The deal gives local investor Macklowe another 6.5 million sq. ft. of Manhattan office space. The properties are 717 Fifth Avenue, Worldwide Plaza, 1301 Avenue of the Americas, Park Avenue Tower, 527 Madison Avenue, 1540 Broadway, 850 Third Avenue and Tower 56. In a press release, Harry Macklowe called the acquisition “a synergistic compliment” to his existing portfolio. Macklowe already owns about 6 million sq. ft. of Manhattan office space, chiefly in the high rent Midtown district, so this deal will more than double his sizeable New York footprint.
Market watchers expect Blackstone to part with even more EOP assets over the next few weeks. Real estate investor Larry Fiedler, president of JRM Development Enterprises, wouldn’t be surprised if some assets were sold to Vornado Realty Trust and its unsuccessful bidding partners, Starwood Capital and Walton Street Capital.
“Vornado and Walton Street have [probably] made deals with Blackstone [already]. Blackstone is not an operator,” says Fiedler, who formerly taught at New York University’s Real Estate Institute.
Fiedler expects Vornado to pursue EOP’s Irvine, Calif. portfolio.

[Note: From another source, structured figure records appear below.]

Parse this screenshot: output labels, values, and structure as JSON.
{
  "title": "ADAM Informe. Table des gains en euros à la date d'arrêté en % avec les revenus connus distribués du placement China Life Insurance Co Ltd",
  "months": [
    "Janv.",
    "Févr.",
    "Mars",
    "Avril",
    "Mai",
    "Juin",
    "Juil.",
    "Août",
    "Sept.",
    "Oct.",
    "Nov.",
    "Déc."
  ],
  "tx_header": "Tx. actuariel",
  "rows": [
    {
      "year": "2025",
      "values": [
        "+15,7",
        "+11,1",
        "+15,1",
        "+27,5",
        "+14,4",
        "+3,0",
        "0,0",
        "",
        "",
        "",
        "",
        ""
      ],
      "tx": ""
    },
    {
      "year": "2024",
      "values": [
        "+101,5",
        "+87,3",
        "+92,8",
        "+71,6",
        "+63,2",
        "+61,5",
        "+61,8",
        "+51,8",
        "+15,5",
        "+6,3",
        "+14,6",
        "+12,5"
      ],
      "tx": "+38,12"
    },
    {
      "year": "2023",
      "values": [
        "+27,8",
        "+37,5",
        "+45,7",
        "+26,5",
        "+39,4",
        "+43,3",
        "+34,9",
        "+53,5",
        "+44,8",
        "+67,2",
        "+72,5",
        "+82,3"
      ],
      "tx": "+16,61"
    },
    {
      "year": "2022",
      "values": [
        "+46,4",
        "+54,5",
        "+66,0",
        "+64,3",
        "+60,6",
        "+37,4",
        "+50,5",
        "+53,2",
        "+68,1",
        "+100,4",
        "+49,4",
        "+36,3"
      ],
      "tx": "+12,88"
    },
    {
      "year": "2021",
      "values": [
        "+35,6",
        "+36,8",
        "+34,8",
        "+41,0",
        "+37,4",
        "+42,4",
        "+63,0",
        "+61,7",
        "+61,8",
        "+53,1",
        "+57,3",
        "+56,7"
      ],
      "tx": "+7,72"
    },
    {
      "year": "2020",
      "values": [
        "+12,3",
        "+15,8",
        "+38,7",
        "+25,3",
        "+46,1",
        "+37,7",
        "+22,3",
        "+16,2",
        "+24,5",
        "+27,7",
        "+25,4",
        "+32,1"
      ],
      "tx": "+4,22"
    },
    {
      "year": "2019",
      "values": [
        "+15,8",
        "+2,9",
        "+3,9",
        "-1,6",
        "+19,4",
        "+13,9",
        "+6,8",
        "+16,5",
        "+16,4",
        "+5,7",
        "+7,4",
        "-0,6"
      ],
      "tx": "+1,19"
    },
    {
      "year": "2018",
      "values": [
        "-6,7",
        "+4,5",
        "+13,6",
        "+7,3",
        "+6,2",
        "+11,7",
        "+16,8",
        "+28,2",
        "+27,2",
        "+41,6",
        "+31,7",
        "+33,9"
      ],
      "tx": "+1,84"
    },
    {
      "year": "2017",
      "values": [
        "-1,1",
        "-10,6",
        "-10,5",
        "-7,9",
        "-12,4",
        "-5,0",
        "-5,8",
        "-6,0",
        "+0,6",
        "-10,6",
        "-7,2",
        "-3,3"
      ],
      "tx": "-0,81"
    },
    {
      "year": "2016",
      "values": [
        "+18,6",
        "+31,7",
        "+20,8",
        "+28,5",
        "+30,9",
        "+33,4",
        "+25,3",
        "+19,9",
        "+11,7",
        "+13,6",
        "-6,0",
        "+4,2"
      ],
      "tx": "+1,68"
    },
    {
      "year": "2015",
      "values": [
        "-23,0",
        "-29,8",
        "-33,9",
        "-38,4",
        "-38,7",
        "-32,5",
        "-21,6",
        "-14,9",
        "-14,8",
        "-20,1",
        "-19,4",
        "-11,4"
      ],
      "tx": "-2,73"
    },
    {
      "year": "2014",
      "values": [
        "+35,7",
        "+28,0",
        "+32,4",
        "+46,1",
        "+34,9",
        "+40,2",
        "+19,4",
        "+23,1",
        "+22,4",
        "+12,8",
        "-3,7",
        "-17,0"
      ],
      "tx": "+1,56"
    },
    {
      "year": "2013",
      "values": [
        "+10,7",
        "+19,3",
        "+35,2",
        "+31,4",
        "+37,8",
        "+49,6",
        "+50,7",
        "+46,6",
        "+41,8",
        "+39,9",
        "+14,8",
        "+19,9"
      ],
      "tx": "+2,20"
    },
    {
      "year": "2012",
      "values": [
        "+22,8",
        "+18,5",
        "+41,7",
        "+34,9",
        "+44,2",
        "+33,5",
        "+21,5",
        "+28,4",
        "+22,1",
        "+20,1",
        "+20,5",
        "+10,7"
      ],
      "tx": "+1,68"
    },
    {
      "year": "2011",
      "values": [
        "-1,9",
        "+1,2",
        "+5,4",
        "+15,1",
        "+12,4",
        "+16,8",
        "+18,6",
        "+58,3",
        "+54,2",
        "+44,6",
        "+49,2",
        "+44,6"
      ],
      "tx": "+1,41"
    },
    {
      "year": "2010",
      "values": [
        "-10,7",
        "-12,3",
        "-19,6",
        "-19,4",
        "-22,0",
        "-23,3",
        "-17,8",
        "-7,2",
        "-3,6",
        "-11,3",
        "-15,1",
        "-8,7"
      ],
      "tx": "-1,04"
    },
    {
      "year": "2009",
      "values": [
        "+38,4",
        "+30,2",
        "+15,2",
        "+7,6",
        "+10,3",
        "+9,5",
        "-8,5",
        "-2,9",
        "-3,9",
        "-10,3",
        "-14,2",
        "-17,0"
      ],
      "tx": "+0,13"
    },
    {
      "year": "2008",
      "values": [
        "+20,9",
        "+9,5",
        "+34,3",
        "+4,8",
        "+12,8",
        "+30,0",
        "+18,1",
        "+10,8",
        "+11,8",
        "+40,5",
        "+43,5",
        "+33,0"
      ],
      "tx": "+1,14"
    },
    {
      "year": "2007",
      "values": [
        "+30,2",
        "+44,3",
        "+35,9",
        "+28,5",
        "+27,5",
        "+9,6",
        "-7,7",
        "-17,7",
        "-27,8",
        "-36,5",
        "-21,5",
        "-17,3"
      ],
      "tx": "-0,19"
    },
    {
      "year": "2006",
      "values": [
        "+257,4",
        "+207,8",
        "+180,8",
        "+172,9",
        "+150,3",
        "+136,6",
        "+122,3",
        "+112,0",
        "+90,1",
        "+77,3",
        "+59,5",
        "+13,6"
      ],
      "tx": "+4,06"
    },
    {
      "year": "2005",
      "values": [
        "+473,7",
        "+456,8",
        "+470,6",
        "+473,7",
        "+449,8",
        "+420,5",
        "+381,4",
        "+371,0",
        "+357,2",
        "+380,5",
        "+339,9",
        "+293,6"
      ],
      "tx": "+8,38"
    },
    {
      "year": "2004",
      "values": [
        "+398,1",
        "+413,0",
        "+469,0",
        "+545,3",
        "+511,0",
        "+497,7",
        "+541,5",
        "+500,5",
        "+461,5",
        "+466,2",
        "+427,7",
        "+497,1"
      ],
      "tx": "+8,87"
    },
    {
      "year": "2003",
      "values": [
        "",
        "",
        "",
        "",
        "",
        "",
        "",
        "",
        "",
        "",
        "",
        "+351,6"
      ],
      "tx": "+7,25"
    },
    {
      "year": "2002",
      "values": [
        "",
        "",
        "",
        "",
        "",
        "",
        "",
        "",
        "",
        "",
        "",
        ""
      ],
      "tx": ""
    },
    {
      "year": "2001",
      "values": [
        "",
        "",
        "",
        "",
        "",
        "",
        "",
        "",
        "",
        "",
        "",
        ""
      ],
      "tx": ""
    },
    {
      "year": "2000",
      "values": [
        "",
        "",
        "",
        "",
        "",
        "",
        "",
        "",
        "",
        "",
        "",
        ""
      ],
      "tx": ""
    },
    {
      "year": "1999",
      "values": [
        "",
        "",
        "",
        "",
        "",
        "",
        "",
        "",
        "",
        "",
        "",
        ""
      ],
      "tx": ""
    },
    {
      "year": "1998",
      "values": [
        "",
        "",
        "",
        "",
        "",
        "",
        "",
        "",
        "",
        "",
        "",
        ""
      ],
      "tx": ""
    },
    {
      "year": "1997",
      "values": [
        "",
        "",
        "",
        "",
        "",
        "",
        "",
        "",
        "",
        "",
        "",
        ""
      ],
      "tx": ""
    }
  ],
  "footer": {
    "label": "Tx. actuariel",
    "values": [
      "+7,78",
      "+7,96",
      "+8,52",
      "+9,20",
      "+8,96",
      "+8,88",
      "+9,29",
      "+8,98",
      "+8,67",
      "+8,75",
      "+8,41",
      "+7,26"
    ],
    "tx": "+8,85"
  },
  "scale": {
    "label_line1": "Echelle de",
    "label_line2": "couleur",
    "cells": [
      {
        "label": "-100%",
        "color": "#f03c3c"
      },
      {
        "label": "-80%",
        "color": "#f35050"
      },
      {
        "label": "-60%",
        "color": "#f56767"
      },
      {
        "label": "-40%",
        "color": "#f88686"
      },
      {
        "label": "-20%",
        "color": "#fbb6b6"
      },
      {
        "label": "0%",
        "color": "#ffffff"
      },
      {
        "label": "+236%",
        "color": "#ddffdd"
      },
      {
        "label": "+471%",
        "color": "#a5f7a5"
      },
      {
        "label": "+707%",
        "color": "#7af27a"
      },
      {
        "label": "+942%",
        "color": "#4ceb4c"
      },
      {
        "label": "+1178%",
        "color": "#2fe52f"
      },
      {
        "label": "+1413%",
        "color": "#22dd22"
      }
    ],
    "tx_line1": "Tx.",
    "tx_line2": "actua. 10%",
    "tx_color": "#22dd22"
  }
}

The investor believes there’s a lot of upside to that portion of the empire, and he also sees Vornado as the perfect buyer for these assets.
“That stuff needs the type of effort that is right up Vornado’s alley,” he says.
Just how many more EOP assets will Blackstone shed? Fielder estimates that as much as 25% of the portfolio — or 25 million sq. ft. of office space — could be shorn off in coming weeks.